CARMEL, Maine (NEWS CENTER) -- It's been one year since the massive pile-up of cars and trucks took place on I-95 in Carmel, Maine. 102 vehicles mangled and heaped over one another, involving 149 people. No one died in the pile-up, but there were several injuries.
Breanna Brown, who was a passenger in one of the vehicles involved, remembers that frightful day. "If you ever crunched a can, it was that loud, just magnified in your ears and just a lot of pain, all at once."
Brown burst her fourth lumbar vertebrae, causing her to undergo a 10-hour surgery. Her third to fifth lumbar vertebrae were fused as one, so Brown lost a lot of flexibility and range of motion.
"My bottom was in the passenger seat, the roof of the vehicle was touching the console, and I was wrapped around it, holding onto the steering wheel," she said.
Brown spent months going to physical therapy, but she is still in pain every day. "I still have a slight limp that I'm constantly trying to correct. I have a lot of numbness and just a lot of general pain in my back and hip area," she said.
Despite all the pain, she climbed on her motorcycle this past summer. "I just wanted to prove to myself that I was still me. I could still enjoy the things that I love. Even though my life has changed, I can still hold on to things that are important to me," said Brown.
Everyone who was involved in the accident or saw videos of it was shocked that everyone made it out safely. And in a strange twist, the massive accident may have saved a life.

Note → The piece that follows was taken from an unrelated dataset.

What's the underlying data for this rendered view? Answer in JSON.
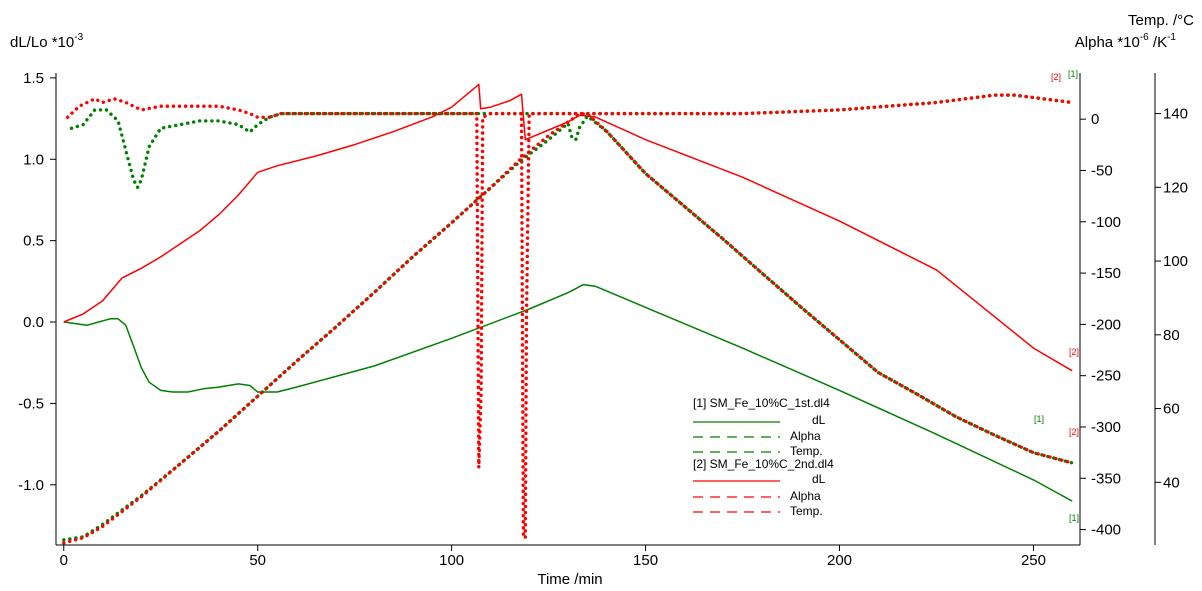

"When my stepfather took hit CT-scan, they found a cancerous tumor on his kidney. We might not have known until it was affecting his health seriously and maybe we couldn't rewind the clock at that point," said Brown.
Peggy Leonard was another woman involved in the accident.
"I literally slalomed in my car through six cars and I hit a side rail," she said.
That's when a tractor trailer plowed into her Volkswagen, sending her spinning. When she looked up, another tractor trailer was heading right for her. "Some voice inside said to throw it in reverse. I just turned it a little, so it split my car open instead of hitting me head on. That little move probably saved me from very serious injury or possibly saved my life," said Leonard.
Leonard suffered injuries to her hip and shoulder.
It's been one year, and both Brown and Leonard said their lives have changed. "Because I had such a close call with my life, you have to live your life and do the things you want to do. You have to live for now," said Leonard.
"I can't stay mad at someone for a long time. I can't leave the house without telling people I love them. It's eye-opening when a near-death experience happens and you realize, 'wow, I do have an expiration date and it might be sooner than I thought'," said Brown.
Brown is still pursuing her dream to become an optometrist, and she said she's pushing towards that goal because she knows what it's like to rely on doctors. "I can't wait to become an optometrist and help people. It's going to be the most rewarding thing."
There is a GoFundMe page for Breanna Brown to help pay for medical bills, associated with last year's pile-up.
According to state police, there were a number of factors that caused the pile-up. After a lengthy investigation, they said speed, road conditions and weather conditions contributed to the crash.